Materi ini merupakan jawaban atas pertanyaan yang didapat Gus Baha' dari salah satu hadirin pengajian. 

"Jadi tradisi ulama sama masyarakat itu memang beda. Kalau Nabi dikatakan tidak tahu dalam konteks tertentu itu malah madkh, artinya memuji. Hal ini karena tadi, syarat Nabi itu harus ummi, ummi itu kan keibu-ibuan. Jadi, kalau Nabi tahu (bisa membaca dan menulis), nanti seakan-akan beliau dikawal oleh ilmunya, padahal Nabi itu dikawal oleh nubuwwah atau kenabian," ungkap Gus Baha, dikutip dari Dream.co.id, Senin (13/5/2024).

Ini bedanya Nabi sama tidak Nabi. Kanjeng Nabi dalam Al-Qur'an biasa diwahyukan Allah:

مَا كُنتَ تَدْرِي مَا الْكِتَابُ وَلَا الْإِيمَانُ

Maa kunta tadri mal kitabu walal iman. (QS. Asy-Syura: 52)
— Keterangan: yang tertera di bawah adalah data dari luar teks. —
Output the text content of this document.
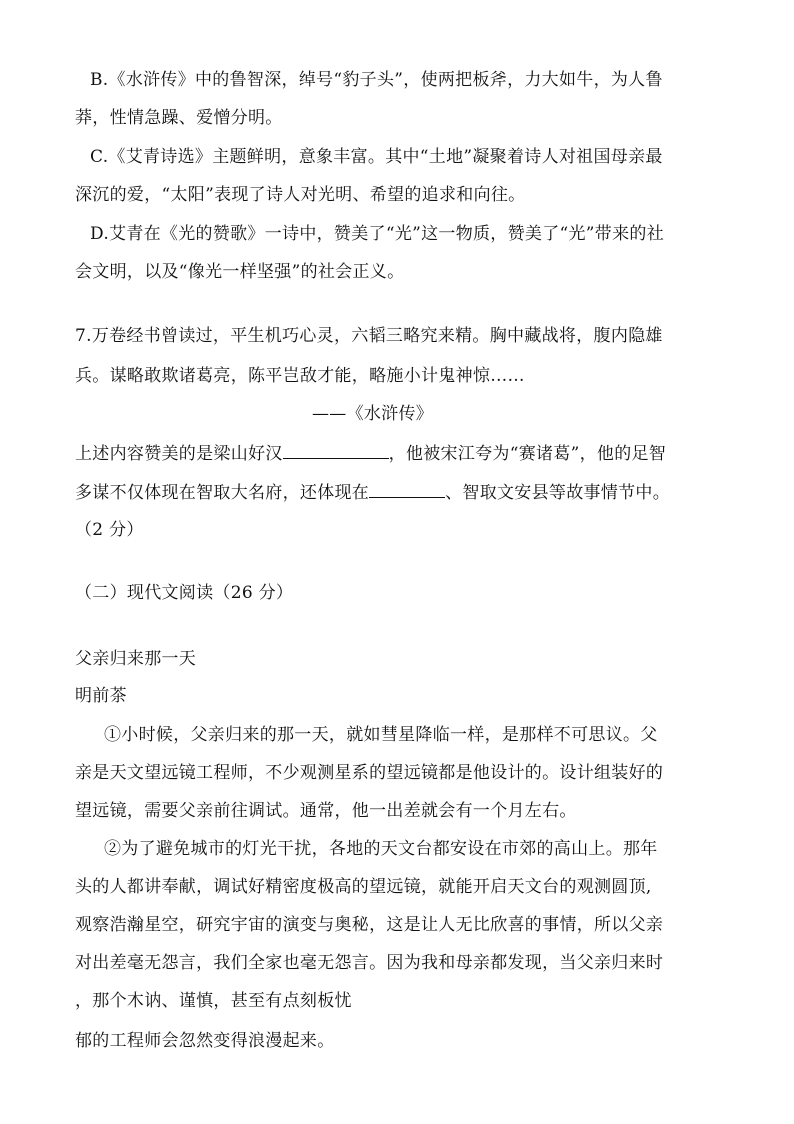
B.《水浒传》中的鲁智深，绰号“豹子头”，使两把板斧，力大如牛，为人鲁
莽，性情急躁、爱憎分明。
C.《艾青诗选》主题鲜明，意象丰富。其中“土地”凝聚着诗人对祖国母亲最
深沉的爱，“太阳”表现了诗人对光明、希望的追求和向往。
D.艾青在《光的赞歌》一诗中，赞美了“光”这一物质，赞美了“光”带来的社
会文明，以及“像光一样坚强”的社会正义。
7.万卷经书曾读过，平生机巧心灵，六韬三略究来精。胸中藏战将，腹内隐雄
兵。谋略敢欺诸葛亮，陈平岂敌才能，略施小计鬼神惊……
——《水浒传》
上述内容赞美的是梁山好汉	，他被宋江夸为“赛诸葛”，他的足智
多谋不仅体现在智取大名府，还体现在	、智取文安县等故事情节中。
（2 分）
（二）现代文阅读（26 分）
父亲归来那一天
明前茶
①小时候，父亲归来的那一天，就如彗星降临一样，是那样不可思议。父
亲是天文望远镜工程师，不少观测星系的望远镜都是他设计的。设计组装好的
望远镜，需要父亲前往调试。通常，他一出差就会有一个月左右。
②为了避免城市的灯光干扰，各地的天文台都安设在市郊的高山上。那年
头的人都讲奉献，调试好精密度极高的望远镜，就能开启天文台的观测圆顶,
观察浩瀚星空，研究宇宙的演变与奥秘，这是让人无比欣喜的事情，所以父亲
对出差毫无怨言，我们全家也毫无怨言。因为我和母亲都发现，当父亲归来时
，那个木讷、谨慎，甚至有点刻板忧
郁的工程师会忽然变得浪漫起来。
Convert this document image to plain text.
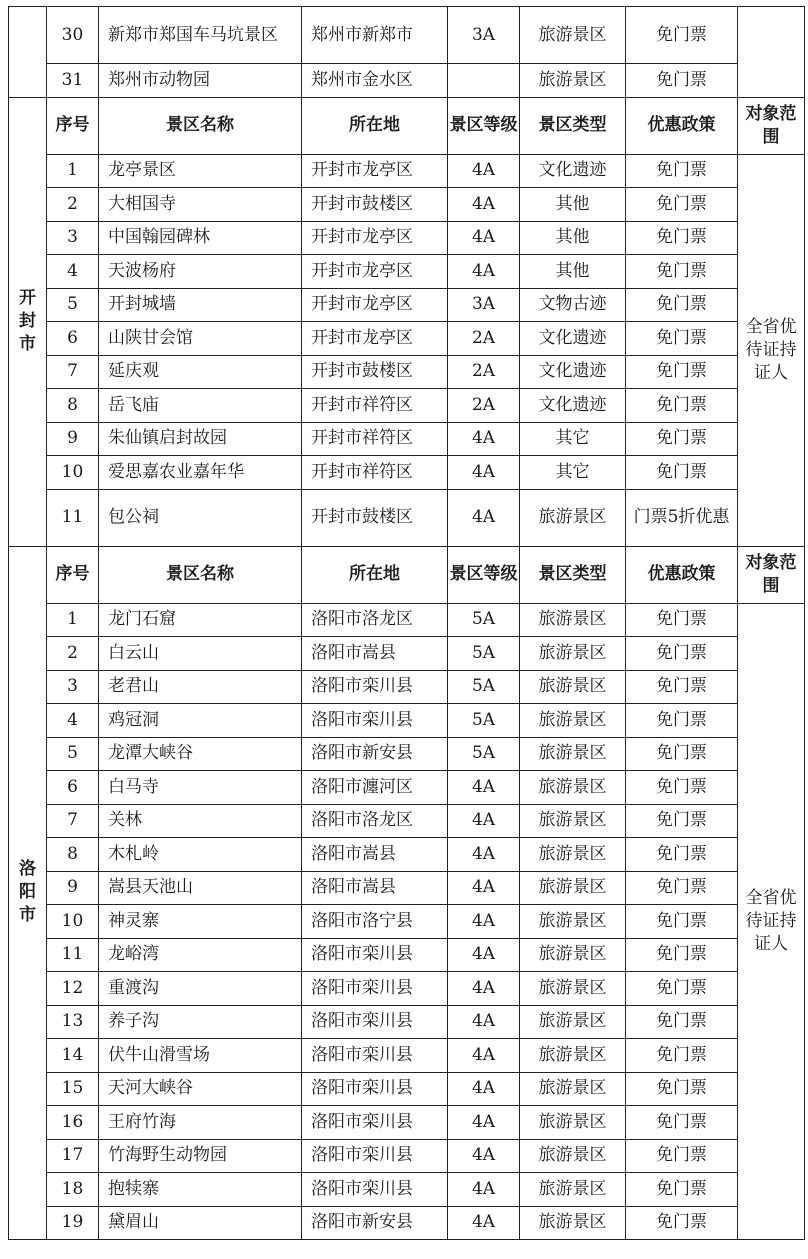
	30	新郑市郑国车马坑景区	郑州市新郑市	3A	旅游景区	免门票	
	31	郑州市动物园	郑州市金水区		旅游景区	免门票	
开封市	序号	景区名称	所在地	景区等级	景区类型	优惠政策	对象范围
	1	龙亭景区	开封市龙亭区	4A	文化遗迹	免门票	全省优待证持证人
	2	大相国寺	开封市鼓楼区	4A	其他	免门票	
	3	中国翰园碑林	开封市龙亭区	4A	其他	免门票	
	4	天波杨府	开封市龙亭区	4A	其他	免门票	
	5	开封城墙	开封市龙亭区	3A	文物古迹	免门票	
	6	山陕甘会馆	开封市龙亭区	2A	文化遗迹	免门票	
	7	延庆观	开封市鼓楼区	2A	文化遗迹	免门票	
	8	岳飞庙	开封市祥符区	2A	文化遗迹	免门票	
	9	朱仙镇启封故园	开封市祥符区	4A	其它	免门票	
	10	爱思嘉农业嘉年华	开封市祥符区	4A	其它	免门票	
	11	包公祠	开封市鼓楼区	4A	旅游景区	门票5折优惠	
洛阳市	序号	景区名称	所在地	景区等级	景区类型	优惠政策	对象范围
	1	龙门石窟	洛阳市洛龙区	5A	旅游景区	免门票	全省优待证持证人
	2	白云山	洛阳市嵩县	5A	旅游景区	免门票	
	3	老君山	洛阳市栾川县	5A	旅游景区	免门票	
	4	鸡冠洞	洛阳市栾川县	5A	旅游景区	免门票	
	5	龙潭大峡谷	洛阳市新安县	5A	旅游景区	免门票	
	6	白马寺	洛阳市瀍河区	4A	旅游景区	免门票	
	7	关林	洛阳市洛龙区	4A	旅游景区	免门票	
	8	木札岭	洛阳市嵩县	4A	旅游景区	免门票	
	9	嵩县天池山	洛阳市嵩县	4A	旅游景区	免门票	
	10	神灵寨	洛阳市洛宁县	4A	旅游景区	免门票	
	11	龙峪湾	洛阳市栾川县	4A	旅游景区	免门票	
	12	重渡沟	洛阳市栾川县	4A	旅游景区	免门票	
	13	养子沟	洛阳市栾川县	4A	旅游景区	免门票	
	14	伏牛山滑雪场	洛阳市栾川县	4A	旅游景区	免门票	
	15	天河大峡谷	洛阳市栾川县	4A	旅游景区	免门票	
	16	王府竹海	洛阳市栾川县	4A	旅游景区	免门票	
	17	竹海野生动物园	洛阳市栾川县	4A	旅游景区	免门票	
	18	抱犊寨	洛阳市栾川县	4A	旅游景区	免门票	
	19	黛眉山	洛阳市新安县	4A	旅游景区	免门票	
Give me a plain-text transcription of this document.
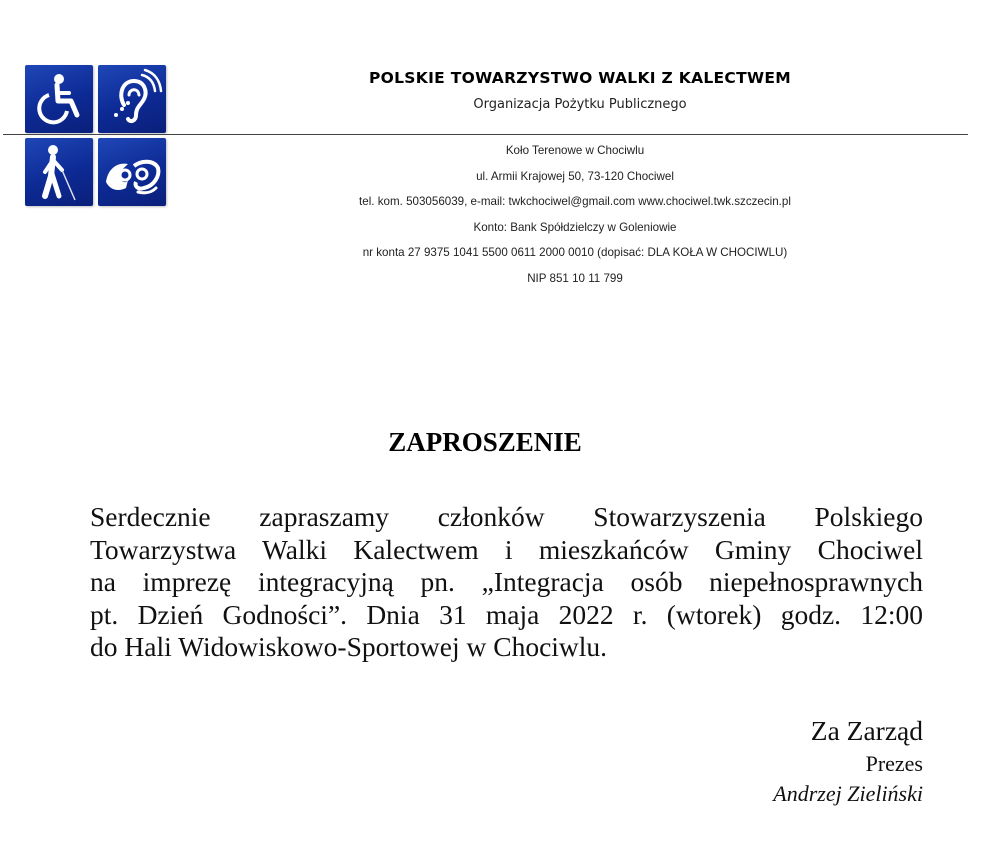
POLSKIE TOWARZYSTWO WALKI Z KALECTWEM
Organizacja Pożytku Publicznego
Koło Terenowe w Chociwlu
ul. Armii Krajowej 50, 73-120 Chociwel
tel. kom. 503056039, e-mail: twkchociwel@gmail.com www.chociwel.twk.szczecin.pl
Konto: Bank Spółdzielczy w Goleniowie
nr konta 27 9375 1041 5500 0611 2000 0010 (dopisać: DLA KOŁA W CHOCIWLU)
NIP 851 10 11 799
ZAPROSZENIE
Serdecznie zapraszamy członków Stowarzyszenia Polskiego
Towarzystwa Walki Kalectwem i mieszkańców Gminy Chociwel
na imprezę integracyjną pn. „Integracja osób niepełnosprawnych
pt. Dzień Godności”. Dnia 31 maja 2022 r. (wtorek) godz. 12:00
do Hali Widowiskowo-Sportowej w Chociwlu.
Za Zarząd
Prezes
Andrzej Zieliński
Artinya, "Kamu tidak tahu apa itu kitab."

Sifat madkh, artinya memuji. Kenapa itu pujian? Saat Nabi sudah tahu urusan sesuatu bisa jadi ilmu tandingan menandingi wahyu.

"Mungkin netizen itu, mohon maaf, bukannya mengkritik (Nabi), mungkin mereka tidak paham tradisi ulama (tentang penjelasan sifat Ummi pada diri Nabi)," kata Gus Baha.

 

3 dari 3 halaman

Bukan Sifat Buruk

Menurutnya, saat ulama bilang, "Nabi itu tidak tahu", itu bukan sifat dzamm, celaan, tapi sifat madkh, pujian.

Dalam Alquran, menurut Gus Baha, banyak ma kunta tadri mal kitabu walal iman.

"Makanya Nabi ketika disuruh untuk membaca (oleh Malaikat Jibril), "Iqra' Ya Muhammad", jawaban Nabi bagaimana? Saya tidak bisa membaca. Itu bukan sifat buruk, justru bagus! Kalau Nabi bisa membaca, ilmu Nabi nanti dikira belajar dari buku-buku, beliau jadi Nabi, wah itu memang bacanya banyak! Clear (jelas) ini ya! Supaya tidak salah paham. Jadi, dikatakan kalau Nabi tidak tahu itu berarti bagus, madkh (pujian). Tidak bisa membaca berarti madkh (pujian)," ungkap Gus Baha.

Ia juga menekan lagi, kalau pengetahuan Nabi berasal dari wahyu. "Itu jelas, tahu semua kan? Ketika Nabi disuruh baca bilang apa? Saya tidak bisa baca. Itu bagus, karena semuanya agar berasal dari wahyu!"